Under the changes, which will apply to England, the government has said it will “cut red tape and make research and development easier”, allowing gene-edited crops to be tested in the same way as naturally occurring new varieties.

The devolved governments of Scotland, Wales, and Northern Ireland, which set their own agricultural policy, will make separate decisions on gene-edited foods.

Environment Secretary George Eustice said gene-editing was a tool allowing Britain “to tackle some of the biggest challenges that we face — around food security, climate change and biodiversity loss”.

“Outside the EU, we are able to foster innovation to help grow plants that are stronger and more resilient to climate change,” he added.
Ministers have looked to use Britain’s definitive departure from the EU earlier this year to push ahead with the changes.

The bloc ruled in 2018 that gene-editing should be regulated in the same way as genetically modified (GM) products.

Gene-editing allows only simple variations to speed up the process of traditional breeding, while GM products can include the insertion of DNA from different species, including animals, to create alterations.

Earlier this month, Britain announced a review of EU-era legislation which included regulations on sectors ranging from technology, the motor industry and farming.   

While it could take several years, the changes are set to pave the way for genetically edited foods to be sold on Britain’s supermarket shelves.

The rule changes will remove an expensive and time-consuming licence process for researchers despite 87 percent of responses to a government consultation on the issue expressing concern.

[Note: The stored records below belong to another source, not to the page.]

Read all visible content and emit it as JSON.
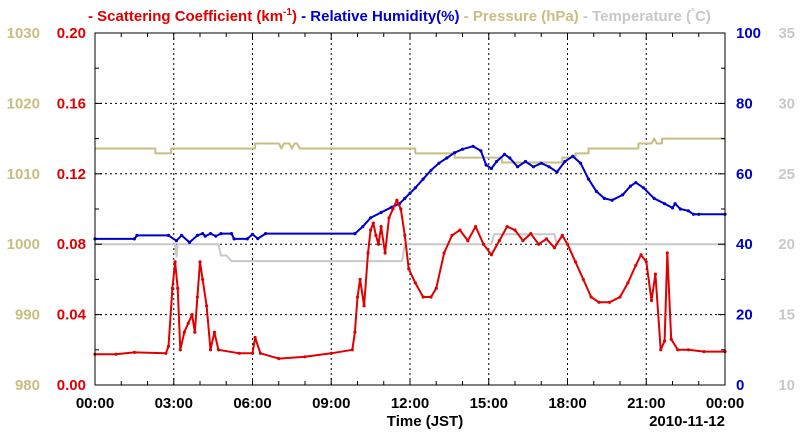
{
  "chart_data": {
    "type": "line",
    "date_label": "2010-11-12",
    "xlabel": "Time (JST)",
    "x_range_hours": [
      0,
      24
    ],
    "x_ticks": [
      {
        "h": 0,
        "label": "00:00"
      },
      {
        "h": 3,
        "label": "03:00"
      },
      {
        "h": 6,
        "label": "06:00"
      },
      {
        "h": 9,
        "label": "09:00"
      },
      {
        "h": 12,
        "label": "12:00"
      },
      {
        "h": 15,
        "label": "15:00"
      },
      {
        "h": 18,
        "label": "18:00"
      },
      {
        "h": 21,
        "label": "21:00"
      },
      {
        "h": 24,
        "label": "00:00"
      }
    ],
    "legend": [
      {
        "prefix": "- ",
        "text": "Scattering Coefficient (km",
        "sup": "-1",
        "suffix": ")",
        "color": "#e00000"
      },
      {
        "prefix": " - ",
        "text": "Relative Humidity(%)",
        "sup": "",
        "suffix": "",
        "color": "#0000cc"
      },
      {
        "prefix": " - ",
        "text": "Pressure (hPa)",
        "sup": "",
        "suffix": "",
        "color": "#c8be82"
      },
      {
        "prefix": " - ",
        "text": "Temperature (",
        "sup": "°",
        "suffix": "C)",
        "color": "#c8c8c8"
      }
    ],
    "axes": {
      "scattering": {
        "range": [
          0,
          0.2
        ],
        "ticks": [
          "0.00",
          "0.04",
          "0.08",
          "0.12",
          "0.16",
          "0.20"
        ],
        "color": "#e00000"
      },
      "pressure": {
        "range": [
          980,
          1030
        ],
        "ticks": [
          "980",
          "990",
          "1000",
          "1010",
          "1020",
          "1030"
        ],
        "color": "#c8be82"
      },
      "humidity": {
        "range": [
          0,
          100
        ],
        "ticks": [
          "0",
          "20",
          "40",
          "60",
          "80",
          "100"
        ],
        "color": "#0000cc"
      },
      "temperature": {
        "range": [
          10,
          35
        ],
        "ticks": [
          "10",
          "15",
          "20",
          "25",
          "30",
          "35"
        ],
        "color": "#c8c8c8"
      }
    },
    "series": [
      {
        "name": "Pressure (hPa)",
        "axis": "pressure",
        "color": "#c8be82",
        "markers": false,
        "points": [
          [
            0,
            1013.6
          ],
          [
            2.3,
            1013.6
          ],
          [
            2.3,
            1012.9
          ],
          [
            2.9,
            1012.9
          ],
          [
            2.9,
            1013.6
          ],
          [
            6.1,
            1013.6
          ],
          [
            6.1,
            1014.3
          ],
          [
            7.0,
            1014.3
          ],
          [
            7.1,
            1013.6
          ],
          [
            7.2,
            1014.3
          ],
          [
            7.4,
            1014.3
          ],
          [
            7.5,
            1013.6
          ],
          [
            7.6,
            1014.3
          ],
          [
            7.7,
            1014.3
          ],
          [
            7.8,
            1013.6
          ],
          [
            12.2,
            1013.6
          ],
          [
            12.2,
            1012.9
          ],
          [
            13.7,
            1012.9
          ],
          [
            13.7,
            1012.3
          ],
          [
            15.5,
            1012.3
          ],
          [
            15.5,
            1011.6
          ],
          [
            17.8,
            1011.6
          ],
          [
            17.8,
            1012.3
          ],
          [
            18.3,
            1012.3
          ],
          [
            18.3,
            1012.9
          ],
          [
            18.8,
            1012.9
          ],
          [
            18.8,
            1013.6
          ],
          [
            20.7,
            1013.6
          ],
          [
            20.7,
            1014.3
          ],
          [
            21.2,
            1014.3
          ],
          [
            21.3,
            1015.0
          ],
          [
            21.4,
            1014.3
          ],
          [
            21.6,
            1014.3
          ],
          [
            21.6,
            1015.0
          ],
          [
            24,
            1015.0
          ]
        ]
      },
      {
        "name": "Temperature (°C)",
        "axis": "temperature",
        "color": "#c8c8c8",
        "markers": false,
        "points": [
          [
            0,
            20.0
          ],
          [
            3.05,
            20.0
          ],
          [
            3.1,
            19.1
          ],
          [
            3.15,
            20.0
          ],
          [
            4.7,
            20.0
          ],
          [
            4.8,
            19.2
          ],
          [
            5.0,
            19.2
          ],
          [
            5.2,
            18.8
          ],
          [
            10.7,
            18.8
          ],
          [
            11.7,
            18.8
          ],
          [
            11.8,
            20.0
          ],
          [
            15.1,
            20.0
          ],
          [
            15.2,
            20.7
          ],
          [
            17.5,
            20.7
          ],
          [
            17.6,
            20.0
          ],
          [
            24,
            20.0
          ]
        ]
      },
      {
        "name": "Relative Humidity(%)",
        "axis": "humidity",
        "color": "#0000cc",
        "markers": true,
        "points": [
          [
            0,
            41.5
          ],
          [
            1.5,
            41.5
          ],
          [
            1.6,
            42.5
          ],
          [
            2.8,
            42.5
          ],
          [
            3.1,
            41.0
          ],
          [
            3.3,
            42.5
          ],
          [
            3.6,
            40.5
          ],
          [
            3.9,
            42.5
          ],
          [
            4.1,
            43.0
          ],
          [
            4.2,
            42.3
          ],
          [
            4.4,
            43.0
          ],
          [
            4.6,
            42.3
          ],
          [
            4.8,
            43.0
          ],
          [
            5.2,
            43.0
          ],
          [
            5.3,
            41.5
          ],
          [
            5.8,
            41.5
          ],
          [
            6.0,
            42.8
          ],
          [
            6.2,
            41.6
          ],
          [
            6.5,
            43.0
          ],
          [
            9.9,
            43.0
          ],
          [
            10.2,
            45.0
          ],
          [
            10.5,
            47.5
          ],
          [
            10.9,
            49.0
          ],
          [
            11.3,
            50.5
          ],
          [
            11.6,
            51.5
          ],
          [
            11.8,
            53.0
          ],
          [
            12.0,
            54.5
          ],
          [
            12.2,
            56.0
          ],
          [
            12.5,
            58.5
          ],
          [
            12.8,
            61.0
          ],
          [
            13.1,
            63.0
          ],
          [
            13.4,
            64.5
          ],
          [
            13.7,
            66.0
          ],
          [
            14.0,
            67.0
          ],
          [
            14.4,
            67.8
          ],
          [
            14.7,
            66.5
          ],
          [
            14.9,
            62.5
          ],
          [
            15.1,
            61.5
          ],
          [
            15.3,
            63.5
          ],
          [
            15.6,
            65.5
          ],
          [
            15.8,
            64.5
          ],
          [
            16.1,
            62.0
          ],
          [
            16.4,
            63.5
          ],
          [
            16.7,
            62.0
          ],
          [
            17.0,
            63.0
          ],
          [
            17.3,
            62.0
          ],
          [
            17.6,
            60.5
          ],
          [
            17.9,
            63.5
          ],
          [
            18.2,
            65.0
          ],
          [
            18.5,
            63.0
          ],
          [
            18.8,
            58.5
          ],
          [
            19.1,
            55.0
          ],
          [
            19.4,
            53.0
          ],
          [
            19.7,
            52.5
          ],
          [
            20.1,
            54.0
          ],
          [
            20.4,
            56.5
          ],
          [
            20.6,
            57.5
          ],
          [
            20.9,
            56.0
          ],
          [
            21.3,
            53.0
          ],
          [
            21.7,
            51.5
          ],
          [
            22.0,
            50.3
          ],
          [
            22.1,
            51.5
          ],
          [
            22.3,
            50.0
          ],
          [
            22.6,
            49.5
          ],
          [
            22.8,
            48.5
          ],
          [
            23.0,
            48.5
          ],
          [
            24,
            48.5
          ]
        ]
      },
      {
        "name": "Scattering Coefficient (km-1)",
        "axis": "scattering",
        "color": "#e00000",
        "markers": true,
        "points": [
          [
            0,
            0.0175
          ],
          [
            0.8,
            0.0175
          ],
          [
            1.5,
            0.0185
          ],
          [
            2.7,
            0.018
          ],
          [
            2.8,
            0.022
          ],
          [
            2.95,
            0.055
          ],
          [
            3.05,
            0.07
          ],
          [
            3.15,
            0.055
          ],
          [
            3.25,
            0.02
          ],
          [
            3.4,
            0.03
          ],
          [
            3.55,
            0.035
          ],
          [
            3.7,
            0.04
          ],
          [
            3.8,
            0.03
          ],
          [
            3.9,
            0.05
          ],
          [
            4.0,
            0.07
          ],
          [
            4.1,
            0.06
          ],
          [
            4.25,
            0.045
          ],
          [
            4.4,
            0.02
          ],
          [
            4.55,
            0.03
          ],
          [
            4.7,
            0.02
          ],
          [
            5.5,
            0.018
          ],
          [
            6.0,
            0.018
          ],
          [
            6.1,
            0.027
          ],
          [
            6.3,
            0.018
          ],
          [
            7.0,
            0.015
          ],
          [
            8.0,
            0.016
          ],
          [
            9.0,
            0.018
          ],
          [
            9.8,
            0.02
          ],
          [
            9.9,
            0.03
          ],
          [
            10.0,
            0.05
          ],
          [
            10.1,
            0.06
          ],
          [
            10.25,
            0.045
          ],
          [
            10.4,
            0.075
          ],
          [
            10.5,
            0.088
          ],
          [
            10.6,
            0.092
          ],
          [
            10.7,
            0.085
          ],
          [
            10.8,
            0.08
          ],
          [
            10.9,
            0.09
          ],
          [
            11.05,
            0.075
          ],
          [
            11.2,
            0.095
          ],
          [
            11.35,
            0.1
          ],
          [
            11.5,
            0.105
          ],
          [
            11.65,
            0.1
          ],
          [
            11.8,
            0.085
          ],
          [
            11.95,
            0.066
          ],
          [
            12.2,
            0.058
          ],
          [
            12.5,
            0.05
          ],
          [
            12.8,
            0.05
          ],
          [
            13.0,
            0.055
          ],
          [
            13.3,
            0.075
          ],
          [
            13.6,
            0.085
          ],
          [
            13.9,
            0.088
          ],
          [
            14.2,
            0.082
          ],
          [
            14.5,
            0.09
          ],
          [
            14.8,
            0.08
          ],
          [
            15.1,
            0.074
          ],
          [
            15.4,
            0.082
          ],
          [
            15.7,
            0.09
          ],
          [
            16.0,
            0.088
          ],
          [
            16.3,
            0.082
          ],
          [
            16.6,
            0.086
          ],
          [
            16.9,
            0.08
          ],
          [
            17.2,
            0.083
          ],
          [
            17.5,
            0.078
          ],
          [
            17.8,
            0.085
          ],
          [
            18.0,
            0.08
          ],
          [
            18.3,
            0.07
          ],
          [
            18.6,
            0.06
          ],
          [
            18.9,
            0.05
          ],
          [
            19.2,
            0.047
          ],
          [
            19.6,
            0.047
          ],
          [
            20.0,
            0.05
          ],
          [
            20.3,
            0.058
          ],
          [
            20.6,
            0.068
          ],
          [
            20.8,
            0.074
          ],
          [
            21.0,
            0.07
          ],
          [
            21.2,
            0.048
          ],
          [
            21.35,
            0.063
          ],
          [
            21.55,
            0.02
          ],
          [
            21.7,
            0.025
          ],
          [
            21.8,
            0.075
          ],
          [
            21.95,
            0.026
          ],
          [
            22.2,
            0.02
          ],
          [
            22.6,
            0.02
          ],
          [
            23.2,
            0.019
          ],
          [
            24,
            0.019
          ]
        ]
      }
    ]
  }
}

A government scientific adviser, Gideon Henderson, said gene-edited crops would “enable us to harness the richness of natural variation” to “improve the environment”.

However, Liz O’Neill, director of umbrella group GM Freeze, said the moves risked removing the “safety net of proper public protections” and replacing it with “a high-tech free-for-all”.   

The government is planning a broader review of GM regulation in the longer term.